Hardrock Hundred Mile Endurance Run
July 11-13, 1997

Hardrock - by Eric Robinson


Twelve hours into the run, I was climbing out of Telluride (8750' 28.1 mi) towards Virginius Pass (13100' 33.4 mi). I had been gauging my progress against the mountains on the other side of Telluride, which I had already come through. After an hour of climbing on good road, it appeared I had covered less than a mile and gained at most 750 feet of elevation.

That was not good. For one thing, it left only three and a half hours to climb another 3600 feet to reach Virginius Pass before the 9:30 pm cutoff. I knew that much of that did not involve anything resembling "good road".

At the rate I was moving, it did not seem achievable. Attempts to push harder resulted in me going exactly the same speed, but feeling worse (nausea). Attempts to rest and recover resulted in, well, rest.

After double checking the math, I convinced myself to turn around (the first time I have ever managed to do such a thing in an event). My biggest worry on the descent was that I might discover I had made a terrible mistake, e.g. maybe I had climbed two miles instead of one and really should have continued climbing. But the return trip only took twenty minutes of gentle walking, including several stops to explain things to runners who were still climbing up the hill.

* * *

That's how my run ended, but at Hardrock, the middle signified a lot more to me than the either the beginning or the end.

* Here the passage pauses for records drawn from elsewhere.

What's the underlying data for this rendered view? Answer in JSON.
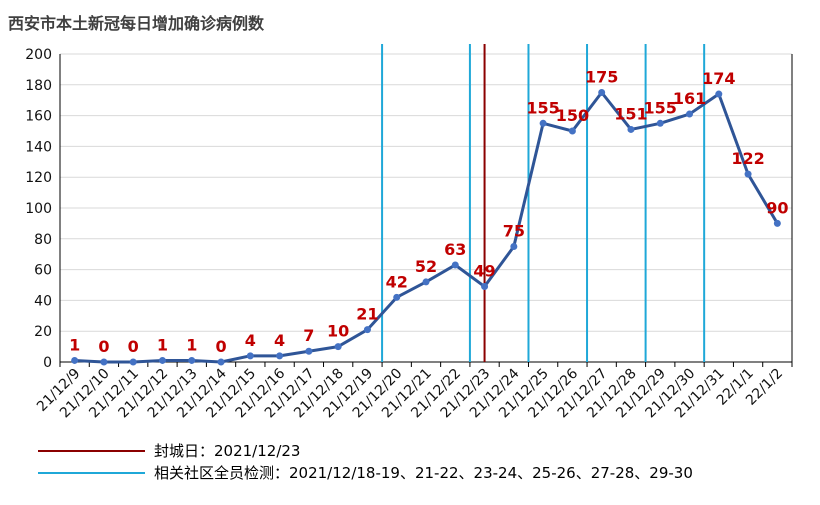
{
  "chart_data": {
    "type": "line",
    "title": "西安市本土新冠每日增加确诊病例数",
    "xlabel": "",
    "ylabel": "",
    "ylim": [
      0,
      200
    ],
    "yticks": [
      0,
      20,
      40,
      60,
      80,
      100,
      120,
      140,
      160,
      180,
      200
    ],
    "grid": true,
    "categories": [
      "21/12/9",
      "21/12/10",
      "21/12/11",
      "21/12/12",
      "21/12/13",
      "21/12/14",
      "21/12/15",
      "21/12/16",
      "21/12/17",
      "21/12/18",
      "21/12/19",
      "21/12/20",
      "21/12/21",
      "21/12/22",
      "21/12/23",
      "21/12/24",
      "21/12/25",
      "21/12/26",
      "21/12/27",
      "21/12/28",
      "21/12/29",
      "21/12/30",
      "21/12/31",
      "22/1/1",
      "22/1/2"
    ],
    "series": [
      {
        "values": [
          1,
          0,
          0,
          1,
          1,
          0,
          4,
          4,
          7,
          10,
          21,
          42,
          52,
          63,
          49,
          75,
          155,
          150,
          175,
          151,
          155,
          161,
          174,
          122,
          90
        ],
        "color": "#2f5597"
      }
    ],
    "annotations": {
      "lockdown": {
        "category": "21/12/23",
        "color": "#8b0000",
        "legend": "封城日：2021/12/23"
      },
      "testing": {
        "categories": [
          "21/12/19",
          "21/12/22",
          "21/12/24",
          "21/12/26",
          "21/12/28",
          "21/12/30"
        ],
        "color": "#1fa8d8",
        "legend": "相关社区全员检测：2021/12/18-19、21-22、23-24、25-26、27-28、29-30"
      }
    },
    "legend_position": "bottom-left"
  }
}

In some runs, people say that the high country is incredible. They say that, or they say it that way, because the course only spends part of the time in that sort of terrain. It is different at Hardrock. The only time I left the high country was to enter the city limits of Telluride.

When running on dirt roads, I sometimes wonder why anyone would run on pavement. And when running on trails I wonder why anyone would choose dirt roads. At Hardrock, there were moments, such as traversing the rock- tundra- and wildflower-strewn slopes between Putnam-Lime and Lime-Cataract saddles, with mountain peaks in all directions (including underfoot), when I wondered why anyone would run on trail, particularly a well-groomed one. At that moment, the entire concept of trail maintenance seemed distant and irrelevant.

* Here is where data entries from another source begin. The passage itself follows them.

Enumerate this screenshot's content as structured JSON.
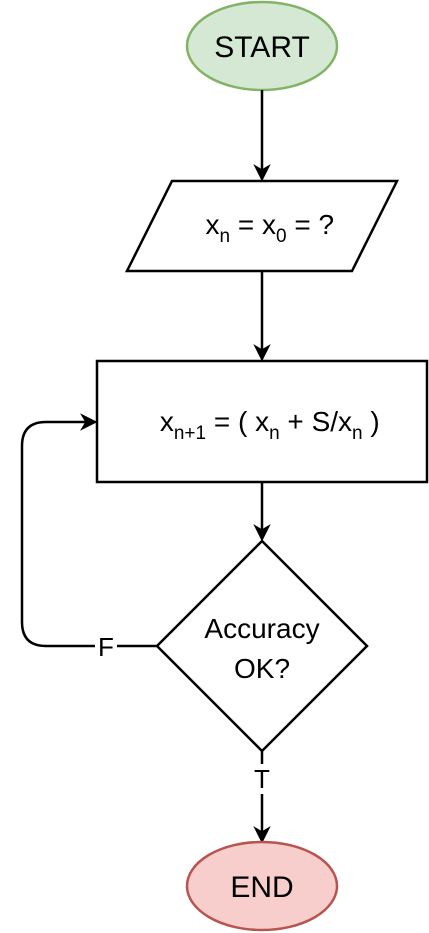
{
  "nodes": {
    "start": {
      "label": "START",
      "fill": "#d5e8d4",
      "stroke": "#82b366"
    },
    "input": {
      "x": "x",
      "n": "n",
      "eq1": " = x",
      "zero": "0",
      "eq2": " = ?"
    },
    "process": {
      "x1": "x",
      "sub1": "n+1",
      "mid": " = ( x",
      "sub2": "n",
      "plus": " + S/x",
      "sub3": "n",
      "close": " )"
    },
    "decision": {
      "line1": "Accuracy",
      "line2": "OK?"
    },
    "end": {
      "label": "END",
      "fill": "#f8cecc",
      "stroke": "#b85450"
    }
  },
  "edges": {
    "false_label": "F",
    "true_label": "T"
  }
}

Later, I had other questions. After wading the first dozen streams: why would anybody go to the trouble and expense of building a footbridge across a stream that can be waded quite easily and enjoyably?

After several hours of running and hiking, and getting a more accurate estimate of the true difficulty of the run: why would an accomplished runner, who had mastered the usual sort of 100 mile run, spend years repeating the same sort of experience without attempting something more difficult or rewarding?

I also wondered about my training, which included quite a few hours through snow at medium elevation (8000-11000'). In fact, I traversed a few snow fields in training that were probably more difficult and dangerous than anything I saw at Hardrock. I spent about an hour crossing an icy slope (45 degree angle) on Rose Peak above Lake Tahoe, digging my own steps and handholds into the surface with feet and bare hands, getting sore quads from all the kicking, having to stop every five minutes or so to lean on my elbows and thaw out my fingers, and realizing I'd better hurry before the rising temperatures made holding on totally impossible. The view from Grant-Swamp pass was certainly scarier, but in reality it was probably no more dangerous.

It was the higher altitudes that were the real difficulty for me. I didn't have any dangerous symptoms or anything, just an inability to repeatedly climb 13000' passes with a certain minimum speed (at least 40 minutes per mile). It will be a challenge to remedy this inability in the next year.